House Speaker Nancy Pelosi’s trip to Damascus marked the latest challenge to the Bush administration’s policy of isolating Syria for its alleged support of terrorism. It also raised new questions about the U.S. approach to peace talks between Israel and its neighbors. President Bush has chosen to focus on the Israeli-Palestinian track, sending Secretary of State Condoleezza Rice to Jerusalem and Ramallah four times since January. But a growing number of Middle East experts, in and outside of government, now believe progress is more likely on the Syrian track. “There’s certainly more potential there and fewer complications,” says Dennis Ross, Washington’s main Middle East troubleshooter for a decade under Republican and Democratic presidents.

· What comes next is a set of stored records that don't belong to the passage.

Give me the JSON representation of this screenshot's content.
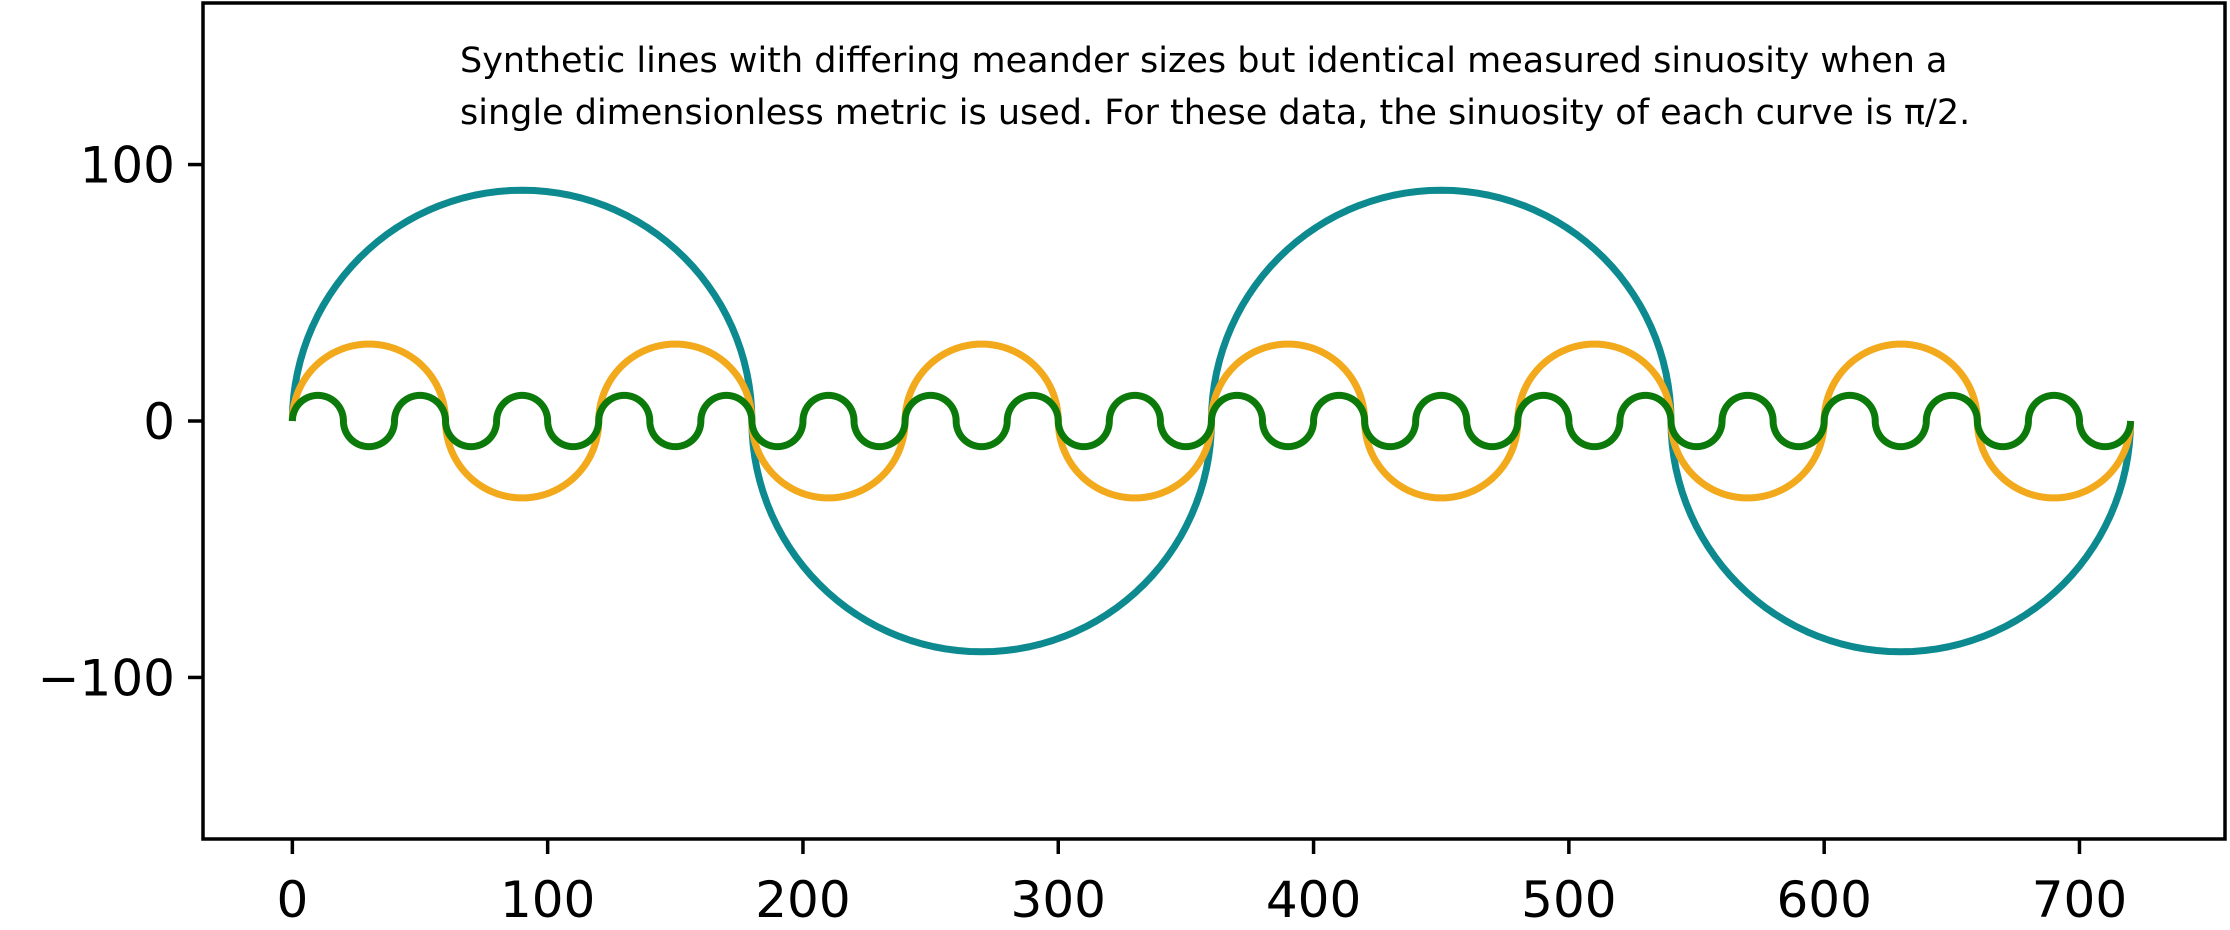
{
  "chart_data": {
    "type": "line",
    "annotation": [
      "Synthetic lines with differing meander sizes but identical measured sinuosity when a",
      "single dimensionless metric is used. For these data, the sinuosity of each curve is π/2."
    ],
    "xlim": [
      -35,
      757
    ],
    "ylim": [
      -163,
      163
    ],
    "x_ticks": [
      0,
      100,
      200,
      300,
      400,
      500,
      600,
      700
    ],
    "x_tick_labels": [
      "0",
      "100",
      "200",
      "300",
      "400",
      "500",
      "600",
      "700"
    ],
    "y_ticks": [
      100,
      0,
      -100
    ],
    "y_tick_labels": [
      "100",
      "0",
      "−100"
    ],
    "grid": false,
    "legend": false,
    "series": [
      {
        "color": "#0d8a8f",
        "meander_diameter": 180,
        "amplitude": 90,
        "x_start": 0,
        "x_end": 720
      },
      {
        "color": "#f2a91b",
        "meander_diameter": 60,
        "amplitude": 30,
        "x_start": 0,
        "x_end": 720
      },
      {
        "color": "#0b7a0b",
        "meander_diameter": 20,
        "amplitude": 10,
        "x_start": 0,
        "x_end": 720
      }
    ]
  }
}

The complications in Israeli-Palestinian negotiations are bound up mainly with Hamas, the Islamic group that dominates the Palestinian government and refuses to recognize Israel, much less forge a peace agreement. In contrast, Syrian President Bashar Assad has offered face-to-face talks without preconditions, a formula Israel had long sought. But officials versed in Mideast diplomacy say Washington has pressured Israeli Prime Minister Ehud Olmert to continue spurning Damascus. Rice made the case to Israeli leaders just last month, say knowledgeable Israeli and American sources who didn’t want to be named revealing details of closed-door meetings. She argued that talks would amount to a reward for Assad’s backing of Hizbullah in Lebanon and his ties with Iran, the sources say. (Asked about the exchange, a State Department spokesman says the U.S. position is to “not encourage” Israel to engage with Syria.)
Soliman believes Americans are misreading Assad. A member of the same Allawite sect as the Assads, Soliman first met Bashar’s father in 1957. Hafez Assad was an Air Force lieutenant at the time, serving under the command of Soliman’s older brother in the city of Hama. “There was a casino along the river in Hama where he and I would drink coffee and play backgammon,” Soliman tells NEWSWEEK in a rare print interview. Hafez impressed Soliman as “very smart and very ambitious” but also bitter about events in the Middle East—the creation of Israel and the partition of Lebanon from Syria. Soliman left Syria to study in America the following year, but kept in contact with Assad, who grabbed power in 1970 and led Syria for three decades. Soliman says Assad came to terms late in life with Israel’s existence and focused mainly on retrieving the Golan, an objective he bequeathed to his son. “Bashar wants to see the Golan returned to Syria, and he’s genuinely prepared to make peace with Israel to get it back.”
Israel has its own qualms about negotiating with Syria. Olmert told Pelosi last week that talks could begin only after Assad expels leaders of Hamas and the more-radical Islamic Jihad, and stops the flow of weapons to Hizbullah, the group Israel waged war against last summer. With a plummeting approval rating, Olmert must be worried that bargaining over the Golan would alienate hawkish voters. Adhering to Washington’s veto might be his way of avoiding the issue altogether. But Olmert also faces pressure from some key cabinet members who are agitating for the government to at least test Assad’s sincerity. So are a few top military officials, who believe a potential war with Syria over the rearming of Hizbullah might be averted through negotiations.
Soliman hopes that kind of Israeli sentiment will eventually win out. To encourage it, he’s accepted an invitation to address the Israeli Parliament’s influential Foreign Affairs and Defense Committee this week. His appearance there will mark the first time a Syrian national speaks at the Israeli Assembly. Among the arguments he anticipates having to counter: that Assad’s gambit is aimed at deflecting pressure over the assassination two years ago of former Lebanese prime minister Rafik Hariri (an independent investigation is still underway). “If I thought that was true, I would not be making all this effort,” he says. (“Soliman was acting of his own convictions,” says Ahmed Salkini, press secretary of the Syrian Embassy in Washington.) Soliman believes an Israeli-Syrian accord will also have a wider impact, weakening radicals in the region including Hamas, Hizbullah and Iran. “I want to convince the skeptics,” he says. His chances might just be a shade better in Jerusalem than in Washington.